Polkadot poison frog
- Conservation status: Critically Endangered (IUCN 3.1)

Scientific classification
- Kingdom: Animalia
- Phylum: Chordata
- Class: Amphibia
- Order: Anura
- Family: Dendrobatidae
- Genus: Oophaga
- Species: O. arborea
- Binomial name: Oophaga arborea (Myers, Daly & Martínez, 1984)
- Synonyms: Dendrobates arboreus Myers, Daly and Martínez, 1984; Oophaga arboreus (Myers, Daly & Martínez, 1984);

= Polkadot poison frog =

- Authority: (Myers, Daly & Martínez, 1984)
- Conservation status: CR
- Synonyms: Dendrobates arboreus Myers, Daly and Martínez, 1984, Oophaga arboreus (Myers, Daly & Martínez, 1984)

Species of amphibian

The polkadot poison frog (Oophaga arborea) is a species of frogs in the family Dendrobatidae endemic to Panama, where it is known as rana venenosa in Spanish. Its natural habitats are humid lowland and montane forests. It is threatened by habitat loss and is listed by the IUCN as being "critically endangered".

==Description==
The snout-to-vent length of the polkadot poison frog is 20 to 22 mm. The hind limbs are short and the forelimbs relatively long with large hands. The fingers are unwebbed, the second one being longer than the first, and all but the first finger have flat discs of thickened skin. This frog has brown eyes and no teeth in its upper jaw. Males have a small vocal sac on the throat, and when not in use, this hangs in folds. The skin on the belly and inside the thighs is coarsely wrinkled. This frog is black or some shade of brown with roundish yellow spots, which often have a raised surface.
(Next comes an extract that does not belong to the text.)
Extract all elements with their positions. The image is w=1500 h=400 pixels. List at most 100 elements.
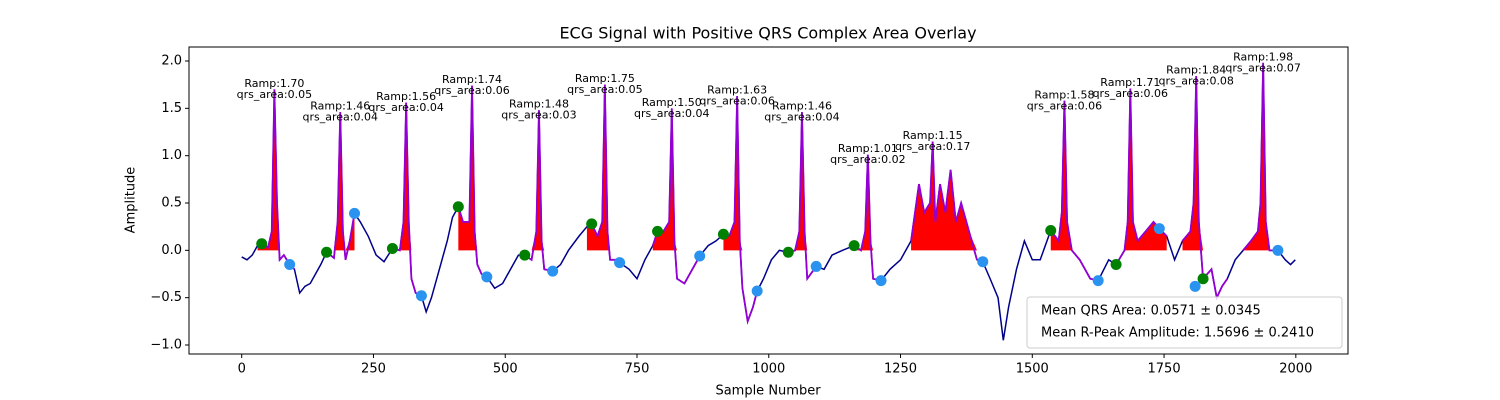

The call made by the male is similar to that of closely related species but can be distinguished by its pitch, duration and the length of time between successive calls.

== Taxonomy ==
This species is most closely related to O. pumilio, O. sylvatica, O. speciosa, and O. granulifera.

==Biology==
The polkadot poison frog is arboreal in its habits, living among the mosses and epiphytic plants growing on trees in the dense forests of western Panama at altitudes of up to 1120 m above sea level. The male typically chooses the leaf of a bromeliad plant on which to call to attract a mate. If receptive, the female joins him in a courtship ritual after which a small batch of about four to eight eggs is laid on the leaf and fertilised by the male. The female remains with the eggs for a short time after which the male covers them with his body. The newly hatched tadpoles are carried to water bodies, such as pools forming in the rosettes of bromeliads, where they develop.

==Status==
The total extent of occurrence of the polkadot poison frog is less than 5000 km2, and even within this range, there are a number of separate subpopulations. The population trend of this frog is unknown but the forests in which it lives are being affected by logging. Another factor limiting its numbers may be collection for the pet trade, and it may be susceptible to the disease chytridiomycosis. However, part of its range is within the bounds of the Parque Internacional La Amistad and the Bosque Protector Palo Seco. Taking these various factors into account, the IUCN has listed the conservation status of this species as "critically endangered".